Daima Allah’la birlikte olmaya gayret et. Allah’tan başkası ile arkadaşlığın yine O’nun beraberinde olduğu kişilerle olsun. Allah’ın dışındakilerle O’nun eşliğinde arkadaşlık et. Her sabah bir dilim ekmeğini olsun sadaka ver. Akşam olduğunda o gün ölen müslümanlar için cenaze namazı kıl. Akşam namazını kılınca istihare namazı kıl. Sabah ve akşam yedi kez: “Allahım bizi ateşten koru” diye dua et. Haşr sûresinin sonundaki “Hüvallâhüllezî” âyetlerini oku ve öncesinde, 

“Eûzübillâhi’s-semî’i’l-alîmi mineşşeytanirraciym” diyerek Allah’a sığın. Başarıya ulaştıran ve yardım eden Allah’tır. Yüce ve büyük olan Allah’ın yardımı olmadan ne güç ne derman vardır.

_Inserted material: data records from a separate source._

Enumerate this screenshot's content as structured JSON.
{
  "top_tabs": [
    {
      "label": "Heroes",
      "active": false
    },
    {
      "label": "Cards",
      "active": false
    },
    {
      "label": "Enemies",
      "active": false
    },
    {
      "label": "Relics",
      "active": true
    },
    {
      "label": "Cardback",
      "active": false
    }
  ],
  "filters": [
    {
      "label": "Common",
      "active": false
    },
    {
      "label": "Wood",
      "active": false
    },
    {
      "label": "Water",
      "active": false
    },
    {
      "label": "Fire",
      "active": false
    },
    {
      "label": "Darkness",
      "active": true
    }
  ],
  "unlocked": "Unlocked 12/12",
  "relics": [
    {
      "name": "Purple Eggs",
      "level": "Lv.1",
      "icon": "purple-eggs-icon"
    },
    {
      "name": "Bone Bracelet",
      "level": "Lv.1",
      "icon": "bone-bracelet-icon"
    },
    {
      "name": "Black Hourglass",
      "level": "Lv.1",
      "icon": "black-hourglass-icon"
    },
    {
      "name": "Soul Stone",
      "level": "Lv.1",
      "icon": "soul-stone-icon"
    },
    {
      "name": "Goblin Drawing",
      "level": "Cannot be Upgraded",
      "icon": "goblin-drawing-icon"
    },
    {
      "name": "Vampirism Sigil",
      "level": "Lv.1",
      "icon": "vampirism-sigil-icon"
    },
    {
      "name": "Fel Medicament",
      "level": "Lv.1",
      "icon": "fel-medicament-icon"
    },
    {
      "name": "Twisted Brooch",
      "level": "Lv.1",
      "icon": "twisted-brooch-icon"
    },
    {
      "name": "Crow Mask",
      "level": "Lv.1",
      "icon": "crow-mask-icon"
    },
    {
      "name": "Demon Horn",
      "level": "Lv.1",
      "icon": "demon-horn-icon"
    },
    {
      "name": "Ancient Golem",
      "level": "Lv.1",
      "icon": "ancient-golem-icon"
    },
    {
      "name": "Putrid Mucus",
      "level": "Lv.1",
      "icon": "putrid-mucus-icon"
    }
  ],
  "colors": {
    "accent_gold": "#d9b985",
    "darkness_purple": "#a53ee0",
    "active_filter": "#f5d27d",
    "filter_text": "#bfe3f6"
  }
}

Oğlum! Sana fakirliği hoş karşılamanı tavsiye ederim. Zira bizim fakirlikten kast ettiğimiz daha başkadır. Fakirlik, Şeyhlere saygıyı elden bırakmamak aynı zamanda aza kanaat edip bu duruma katlanmaktır. Şeyhlere karşı gösterilen saygının korunması, insanlarla ilişkilerin güzel yollarını ve kardeşlik bağlarının kuvvetlenmesini sağlar. Fakirlik bir bakıma, küçüklere öğüt vermeği, büyükler için hayırhah olmayı gerekli kılar. Allah için, dinî hususlardan dolayı birini sevmek ya da birine düşman olmak müstesna kin ve düşmanlığı terk et.

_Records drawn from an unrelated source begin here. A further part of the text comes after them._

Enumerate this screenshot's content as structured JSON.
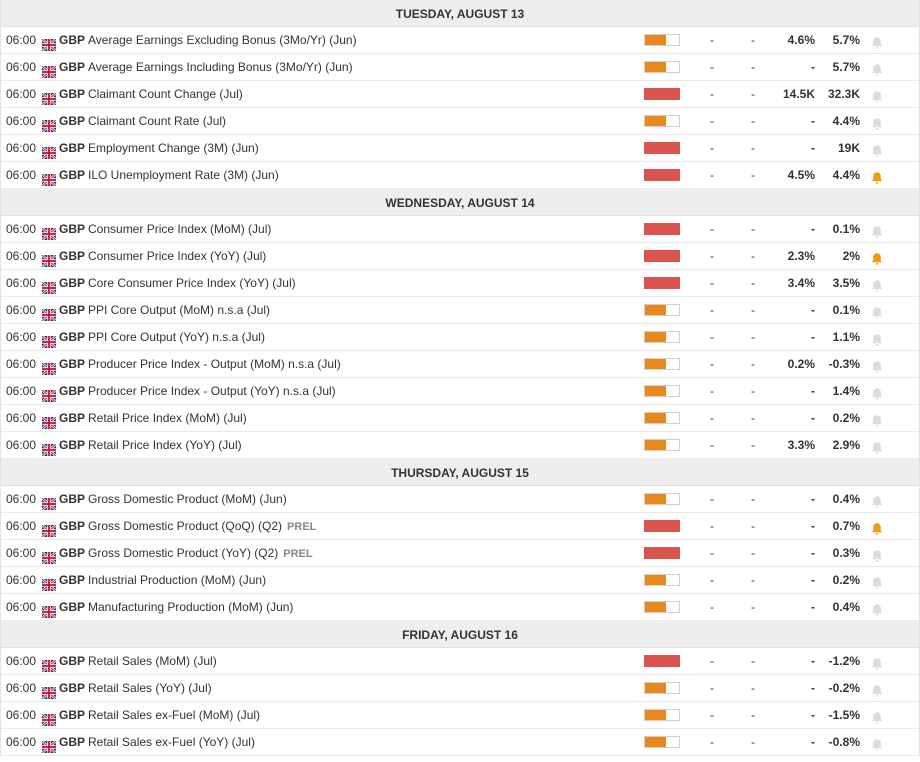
{
  "colors": {
    "high": "#d9534f",
    "medium": "#e8891d",
    "bell_active": "#f09a1a",
    "bell_inactive": "#dcdcdc"
  },
  "icons": {
    "flag": "uk-flag-icon",
    "alert": "bell-icon"
  },
  "days": [
    {
      "label": "TUESDAY, AUGUST 13",
      "events": [
        {
          "time": "06:00",
          "currency": "GBP",
          "name": "Average Earnings Excluding Bonus (3Mo/Yr) (Jun)",
          "prel": "",
          "impact": "medium",
          "actual": "-",
          "deviation": "-",
          "consensus": "4.6%",
          "previous": "5.7%",
          "bell": false
        },
        {
          "time": "06:00",
          "currency": "GBP",
          "name": "Average Earnings Including Bonus (3Mo/Yr) (Jun)",
          "prel": "",
          "impact": "medium",
          "actual": "-",
          "deviation": "-",
          "consensus": "-",
          "previous": "5.7%",
          "bell": false
        },
        {
          "time": "06:00",
          "currency": "GBP",
          "name": "Claimant Count Change (Jul)",
          "prel": "",
          "impact": "high",
          "actual": "-",
          "deviation": "-",
          "consensus": "14.5K",
          "previous": "32.3K",
          "bell": false
        },
        {
          "time": "06:00",
          "currency": "GBP",
          "name": "Claimant Count Rate (Jul)",
          "prel": "",
          "impact": "medium",
          "actual": "-",
          "deviation": "-",
          "consensus": "-",
          "previous": "4.4%",
          "bell": false
        },
        {
          "time": "06:00",
          "currency": "GBP",
          "name": "Employment Change (3M) (Jun)",
          "prel": "",
          "impact": "high",
          "actual": "-",
          "deviation": "-",
          "consensus": "-",
          "previous": "19K",
          "bell": false
        },
        {
          "time": "06:00",
          "currency": "GBP",
          "name": "ILO Unemployment Rate (3M) (Jun)",
          "prel": "",
          "impact": "high",
          "actual": "-",
          "deviation": "-",
          "consensus": "4.5%",
          "previous": "4.4%",
          "bell": true
        }
      ]
    },
    {
      "label": "WEDNESDAY, AUGUST 14",
      "events": [
        {
          "time": "06:00",
          "currency": "GBP",
          "name": "Consumer Price Index (MoM) (Jul)",
          "prel": "",
          "impact": "high",
          "actual": "-",
          "deviation": "-",
          "consensus": "-",
          "previous": "0.1%",
          "bell": false
        },
        {
          "time": "06:00",
          "currency": "GBP",
          "name": "Consumer Price Index (YoY) (Jul)",
          "prel": "",
          "impact": "high",
          "actual": "-",
          "deviation": "-",
          "consensus": "2.3%",
          "previous": "2%",
          "bell": true
        },
        {
          "time": "06:00",
          "currency": "GBP",
          "name": "Core Consumer Price Index (YoY) (Jul)",
          "prel": "",
          "impact": "high",
          "actual": "-",
          "deviation": "-",
          "consensus": "3.4%",
          "previous": "3.5%",
          "bell": false
        },
        {
          "time": "06:00",
          "currency": "GBP",
          "name": "PPI Core Output (MoM) n.s.a (Jul)",
          "prel": "",
          "impact": "medium",
          "actual": "-",
          "deviation": "-",
          "consensus": "-",
          "previous": "0.1%",
          "bell": false
        },
        {
          "time": "06:00",
          "currency": "GBP",
          "name": "PPI Core Output (YoY) n.s.a (Jul)",
          "prel": "",
          "impact": "medium",
          "actual": "-",
          "deviation": "-",
          "consensus": "-",
          "previous": "1.1%",
          "bell": false
        },
        {
          "time": "06:00",
          "currency": "GBP",
          "name": "Producer Price Index - Output (MoM) n.s.a (Jul)",
          "prel": "",
          "impact": "medium",
          "actual": "-",
          "deviation": "-",
          "consensus": "0.2%",
          "previous": "-0.3%",
          "bell": false
        },
        {
          "time": "06:00",
          "currency": "GBP",
          "name": "Producer Price Index - Output (YoY) n.s.a (Jul)",
          "prel": "",
          "impact": "medium",
          "actual": "-",
          "deviation": "-",
          "consensus": "-",
          "previous": "1.4%",
          "bell": false
        },
        {
          "time": "06:00",
          "currency": "GBP",
          "name": "Retail Price Index (MoM) (Jul)",
          "prel": "",
          "impact": "medium",
          "actual": "-",
          "deviation": "-",
          "consensus": "-",
          "previous": "0.2%",
          "bell": false
        },
        {
          "time": "06:00",
          "currency": "GBP",
          "name": "Retail Price Index (YoY) (Jul)",
          "prel": "",
          "impact": "medium",
          "actual": "-",
          "deviation": "-",
          "consensus": "3.3%",
          "previous": "2.9%",
          "bell": false
        }
      ]
    },
    {
      "label": "THURSDAY, AUGUST 15",
      "events": [
        {
          "time": "06:00",
          "currency": "GBP",
          "name": "Gross Domestic Product (MoM) (Jun)",
          "prel": "",
          "impact": "medium",
          "actual": "-",
          "deviation": "-",
          "consensus": "-",
          "previous": "0.4%",
          "bell": false
        },
        {
          "time": "06:00",
          "currency": "GBP",
          "name": "Gross Domestic Product (QoQ) (Q2)",
          "prel": "PREL",
          "impact": "high",
          "actual": "-",
          "deviation": "-",
          "consensus": "-",
          "previous": "0.7%",
          "bell": true
        },
        {
          "time": "06:00",
          "currency": "GBP",
          "name": "Gross Domestic Product (YoY) (Q2)",
          "prel": "PREL",
          "impact": "high",
          "actual": "-",
          "deviation": "-",
          "consensus": "-",
          "previous": "0.3%",
          "bell": false
        },
        {
          "time": "06:00",
          "currency": "GBP",
          "name": "Industrial Production (MoM) (Jun)",
          "prel": "",
          "impact": "medium",
          "actual": "-",
          "deviation": "-",
          "consensus": "-",
          "previous": "0.2%",
          "bell": false
        },
        {
          "time": "06:00",
          "currency": "GBP",
          "name": "Manufacturing Production (MoM) (Jun)",
          "prel": "",
          "impact": "medium",
          "actual": "-",
          "deviation": "-",
          "consensus": "-",
          "previous": "0.4%",
          "bell": false
        }
      ]
    },
    {
      "label": "FRIDAY, AUGUST 16",
      "events": [
        {
          "time": "06:00",
          "currency": "GBP",
          "name": "Retail Sales (MoM) (Jul)",
          "prel": "",
          "impact": "high",
          "actual": "-",
          "deviation": "-",
          "consensus": "-",
          "previous": "-1.2%",
          "bell": false
        },
        {
          "time": "06:00",
          "currency": "GBP",
          "name": "Retail Sales (YoY) (Jul)",
          "prel": "",
          "impact": "medium",
          "actual": "-",
          "deviation": "-",
          "consensus": "-",
          "previous": "-0.2%",
          "bell": false
        },
        {
          "time": "06:00",
          "currency": "GBP",
          "name": "Retail Sales ex-Fuel (MoM) (Jul)",
          "prel": "",
          "impact": "medium",
          "actual": "-",
          "deviation": "-",
          "consensus": "-",
          "previous": "-1.5%",
          "bell": false
        },
        {
          "time": "06:00",
          "currency": "GBP",
          "name": "Retail Sales ex-Fuel (YoY) (Jul)",
          "prel": "",
          "impact": "medium",
          "actual": "-",
          "deviation": "-",
          "consensus": "-",
          "previous": "-0.8%",
          "bell": false
        }
      ]
    }
  ]
}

Oğlum! Bilmiş ol ki Fakirliğin hakikati, senin yaratılışta bir benzerin olan kimseye ihtiyaç duymamandır. Zenginliğin hakikati de, yine seni yaratılışta bir benzerin olan kimseye ihtiyaç duymamandır. Şüphesiz ki tasavvuf bir haldir, kıyl-ü kaal ile uğraşan kimse için böyle bir hal düşünülemez. Bununla beraber sen bir fakir gördüğün zaman ona hemen ilimle başlama, merhamet ve şefkatle başla, yoksa ilk karşılaşmada ilim onu kaçırabilir senden. Fakat merhamet ve şefkat bunun aksine onu yaklaştırır.

Oğlum! Yine bilmiş ol ki; Gönülden gelen cömertlik, İbrahim Peygamber’in; İlahi takdire razı olmak, İshak Peygamber’in; Sabır, Eyyûb Peygamber’in; Manevi işarete kapı açmak, Zekeriya Peygamber’in; Gurbet, Yusuf Peygamber’in; Kaba yünden elbise giymek, Yahya Peygamber’in; Taat için gezip dolaşmak, İsa Peygamber’in; Fakirliği benimsemek, Allah’ın Nebisi Resulü Sevgilimiz Efendimiz şefaatçimiz Muhammed Mustafa’nın özelliklerindendir.

Oğlum! Zenginlerle izzet ve şerefini koruyarak: fakirlerle de alçak gönüllüğü ifade ederek görüşüp arkadaşlık et. Her işinde ihlastan yana ol. İhlas, halkın işlediğin amele bakıp bakmadığını unutmandır. Allah’ın da devamlı suretle o iş ve ameli gördüğünü hatırından çıkarmamandır. Sebepler konusunda Allah’ı suçlama, her halinde Allah’a yönelip dayanmakla sükûnet bul! Aranızda yakınlığı, sevgiyi ve sadakati vesile sayarak kendi ihtiyacını kendin bulup meydana getirmeyi bırakıp insanlardan birine güvenip tembelliği benimseme.
Fakirlere şu üç hususu gözeterek hizmette kusur etme; a) Onlara karşı her zaman alçak gönüllü ol ve görün. b) Güzel ahlakın örneklerini göstermeyi unutma. c) Nefsini her türlü kir ve pastan temizleyip berraklaştır. Nefsini öldür ki, hayat bulasın. Halk arasında Allah’a yakın olanı, ahlak cihetiyle en güzel ve en geniş olanıdır. Amellerin en üstünü, sırra riayet edip kulluk konusunda Allah’tan başkasına iltifat etmemektir. Fakirlerle birlikte olduğun zaman onlara sabrı, birde hakkı tavsiye et! Dünyadan sana iki şey yeter: Fakirlerle sohbet etmek ve büyüğe hürmet etmek. Bilmiş ol ki oğlum! Fakir, Allah’tan başka hiçbir şeyle zengin olmayandır. Oğlum! Senden aşağı olanlara saldırman zayıflığın alametidir. Kendinden üstün kimselere saldırman ise böbürlenmenin işaretidir.

Şüphesiz ki fakr ile tasavvuf ikisi de çok ciddi kavramlardır; sakın onlara ciddi olmayan şeyleri karıştırma. İşte bu; benim sana olan, vasiyetimdir. Aynı zamanda duyabilecek durumda olan müritlerime de vasiyetimdir.